2023-xx-xx <Team> Group Conversation
DRI: 
Slides: <add full url>
Pre-recorded video: <full URL, if applicable>
Key Review Agenda (applicable if you also host a Key Review): 
Date with estimated time when DRI will answer questions: <use ISO format YYYY-MM-DD HH:MM UTC>

Questions:
FirstName LastName: Question?

Action items

  1. Update handbook: gitlab-com/content-sites/handbook!1555 (merged)
  2. Update GC agenda including template
  3. Draft wording
  4. Cross-post: #group-conversations, #eba-team so they are aware AMA info has been split off to new page, and sync info was removed from GC page
  5. Request for while you were iterating newsletter: https://gitlab.com/gitlab-com/internal-communications/newsletter/-/issues/53#note_1684936922

Comms

*Group Conversations are now fully async*

[Group Conversations](https://gitlab.com/gitlab-com/content-sites/handbook/-/merge_requests/1555) (GC) are becoming asynchronous. 

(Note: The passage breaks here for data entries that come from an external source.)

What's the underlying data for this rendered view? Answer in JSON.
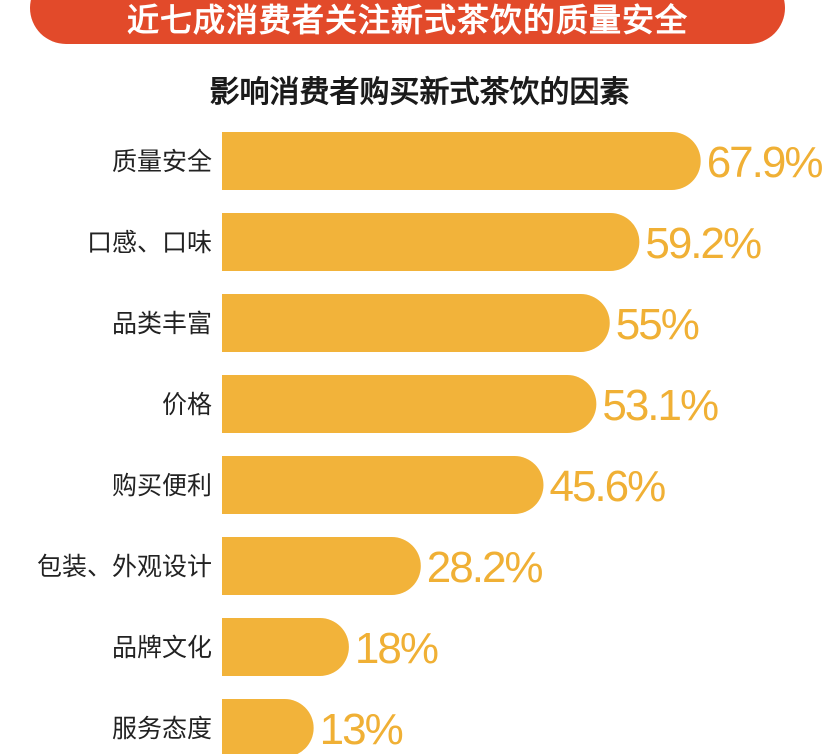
{
  "banner": {
    "text": "近七成消费者关注新式茶饮的质量安全"
  },
  "chart_data": {
    "type": "bar",
    "orientation": "horizontal",
    "title": "影响消费者购买新式茶饮的因素",
    "categories": [
      "质量安全",
      "口感、口味",
      "品类丰富",
      "价格",
      "购买便利",
      "包装、外观设计",
      "品牌文化",
      "服务态度"
    ],
    "values": [
      67.9,
      59.2,
      55,
      53.1,
      45.6,
      28.2,
      18,
      13
    ],
    "value_labels": [
      "67.9%",
      "59.2%",
      "55%",
      "53.1%",
      "45.6%",
      "28.2%",
      "18%",
      "13%"
    ],
    "unit": "%",
    "xlim": [
      0,
      100
    ],
    "grid": false,
    "legend": "none",
    "bar_color": "#f2b33a",
    "label_color": "#f0b035"
  },
  "colors": {
    "banner_bg": "#e24a2a",
    "banner_text": "#ffffff",
    "title_text": "#1a1a1a",
    "category_text": "#222222"
  }
}
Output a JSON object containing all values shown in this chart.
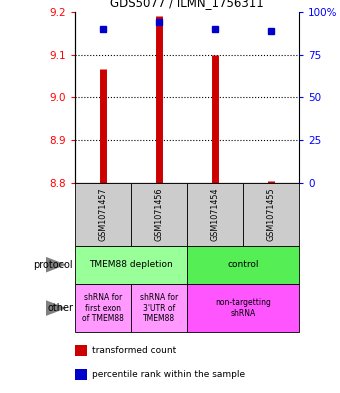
{
  "title": "GDS5077 / ILMN_1756311",
  "samples": [
    "GSM1071457",
    "GSM1071456",
    "GSM1071454",
    "GSM1071455"
  ],
  "red_values": [
    9.065,
    9.19,
    9.1,
    8.805
  ],
  "blue_values": [
    9.16,
    9.175,
    9.16,
    9.155
  ],
  "ylim_left": [
    8.8,
    9.2
  ],
  "yticks_left": [
    8.8,
    8.9,
    9.0,
    9.1,
    9.2
  ],
  "yticks_right": [
    0,
    25,
    50,
    75,
    100
  ],
  "ylim_right": [
    0,
    100
  ],
  "bar_bottom": 8.8,
  "bar_color": "#cc0000",
  "dot_color": "#0000cc",
  "sample_bg": "#cccccc",
  "protocol_groups": [
    {
      "label": "TMEM88 depletion",
      "cols": [
        0,
        1
      ],
      "color": "#99ff99"
    },
    {
      "label": "control",
      "cols": [
        2,
        3
      ],
      "color": "#55ee55"
    }
  ],
  "other_groups": [
    {
      "label": "shRNA for\nfirst exon\nof TMEM88",
      "cols": [
        0
      ],
      "color": "#ff99ff"
    },
    {
      "label": "shRNA for\n3'UTR of\nTMEM88",
      "cols": [
        1
      ],
      "color": "#ff99ff"
    },
    {
      "label": "non-targetting\nshRNA",
      "cols": [
        2,
        3
      ],
      "color": "#ff55ff"
    }
  ],
  "legend_items": [
    {
      "color": "#cc0000",
      "label": "transformed count"
    },
    {
      "color": "#0000cc",
      "label": "percentile rank within the sample"
    }
  ]
}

We heard from team members who host GCs. Planning, preparing for, and moderating these meetings requires a time commitment for them and their teams. When we looked at GC attendance between 2023-02 to 2023-10, we found that on average, fewer than 10 people (<1% of the company) participated in the GC meeting synchronously. 8x more participants accessed the agenda. This indicates that team members are primarily engaging with and getting value from GCs outside of the synchronous meeting. It also indicates that there is an opportunity to free up time for a number of people involved in hosting these.

As a next iteration, we are moving the Q&A to be asynchronous. This will continue to provide an opportunity for team updates and team member questions. It will also decrease the amount of time that teams spend preparing for these.

Teams will put GC slide decks into a single shared Google Drive folder, so the decks are easier for everyone to find and post in #whats-happening-at-gitlab and #group-conversations when ready. Please continue to ask questions in the Group Conversations agenda.